In mid-September, sources told us, Museveni had raised similar issues with Betty Amongi and Justine Lumumba, the NRM Chief Whip, when he met the duo at State House, Entebbe. Amongi, the chairperson of the Uganda Women‘s Parliamentary Association (UWOPA), had gone to Entebbe to try and convince Museveni to officiate as chief guest at a ceremony where UWOPA will celebrate what it has dubbed “Women @ 50”, which is part of the golden jubilee celebrations.

She told him that the women, especially those who support NRM, had made the proposal, which she saw no problem with. Museveni accepted the request after which he put it to Amongi that she had been among the people vehemently opposed to the appointment of Nantaba.

“Now that I have sorted you out, I want you to help me with my issue of Nantaba,” Museveni reportedly told Amongi.

Amongi reportedly told Museveni about the rumour doing rounds in Parliament  that he was treating Nantaba in a special way to the extent of availing her with soldiers from the Special Forces Group (SFG) to protect her.

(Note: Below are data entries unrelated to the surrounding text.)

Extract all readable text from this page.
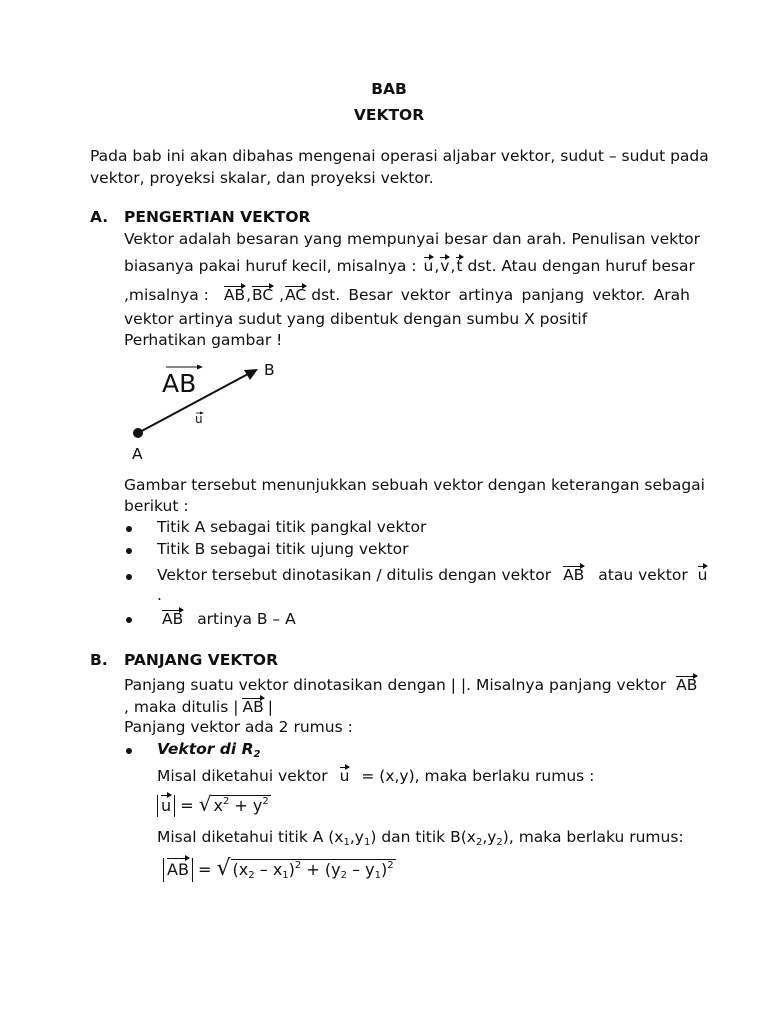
BAB
VEKTOR
Pada bab ini akan dibahas mengenai operasi aljabar vektor, sudut – sudut pada
vektor, proyeksi skalar, dan proyeksi vektor.
A. PENGERTIAN VEKTOR
Vektor adalah besaran yang mempunyai besar dan arah. Penulisan vektor
biasanya pakai huruf kecil, misalnya : u,v,t dst. Atau dengan huruf besar
,misalnya : AB,BC ,AC dst. Besar vektor artinya panjang vektor. Arah
vektor artinya sudut yang dibentuk dengan sumbu X positif
Perhatikan gambar !
AB
u
B
A
Gambar tersebut menunjukkan sebuah vektor dengan keterangan sebagai
berikut :
Titik A sebagai titik pangkal vektor
Titik B sebagai titik ujung vektor
Vektor tersebut dinotasikan / ditulis dengan vektor AB atau vektor u
.
AB artinya B – A
B. PANJANG VEKTOR
Panjang suatu vektor dinotasikan dengan | |. Misalnya panjang vektor AB
, maka ditulis | AB |
Panjang vektor ada 2 rumus :
Vektor di $R_2$
Misal diketahui vektor u = (x,y), maka berlaku rumus :
u = √ $x^2 + y^2$
Misal diketahui titik A $(x_1,y_1)$ dan titik $B(x_2,y_2)$, maka berlaku rumus:
AB = √ $(x_2 - x_1)^2 + (y_2 - y_1)^2$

Amongi is understood to have informed Museveni that Nantaba is revelling in, and talking about, her ‘special’ treatment from the president, something that has not gone down well with ordinary MPs who do not enjoy such favours from the head of state.

It is not the first time that MPs reject a presidential appointee on what they describe as ‘moral’ grounds. In 2009, Parliament rejected Margaret Mbeiza, who had been nominated as state minister for Economic Monitoring under similar circumstances. They cited ‘moral’ grounds, and Mbeiza was reportedly far from modest about her status as a minister-designate.

Museveni now faces the same scenario with Nantaba. Amongi is understood to have put it to the president that after being persuaded by Nantaba, he went against a directive of the Uganda National Roads Authority (UNRA). The authority had resolved not to allow any ferry to ply between Nabuganyi and Kasana landing site in Kayunga district due to the rocks along the route.

But on a visit there in May, Museveni directed that the ferry, which had remained docked at the Nabuganyi landing site for more than three years, be taken to Kasana landing site three-and-a-half kilometres after ascertaining with special divers that the route was free from rocks contrary to what UNRA had said. Amongi, according to our sources, added that there is growing suspicion that Museveni had delayed to swear in the new cabinet appointees because he is waiting for Nantaba to be approved.

Our sources told us that Museveni did not respond to all the queries, but told the MP that those were just rumours and therefore he could not respond to them. He said he had given Nantaba SFG protection after some people threatened to kill her for being outspoken against land grabbing in Kayunga.

When The Observer contacted her over the weekend, Amongi neither confirmed nor denied that a meeting took place, where she and Museveni discussed Nantaba. She, however, confirmed that last month she extended an invitation to the president to officiate at the UWOPA function, through Lumumba.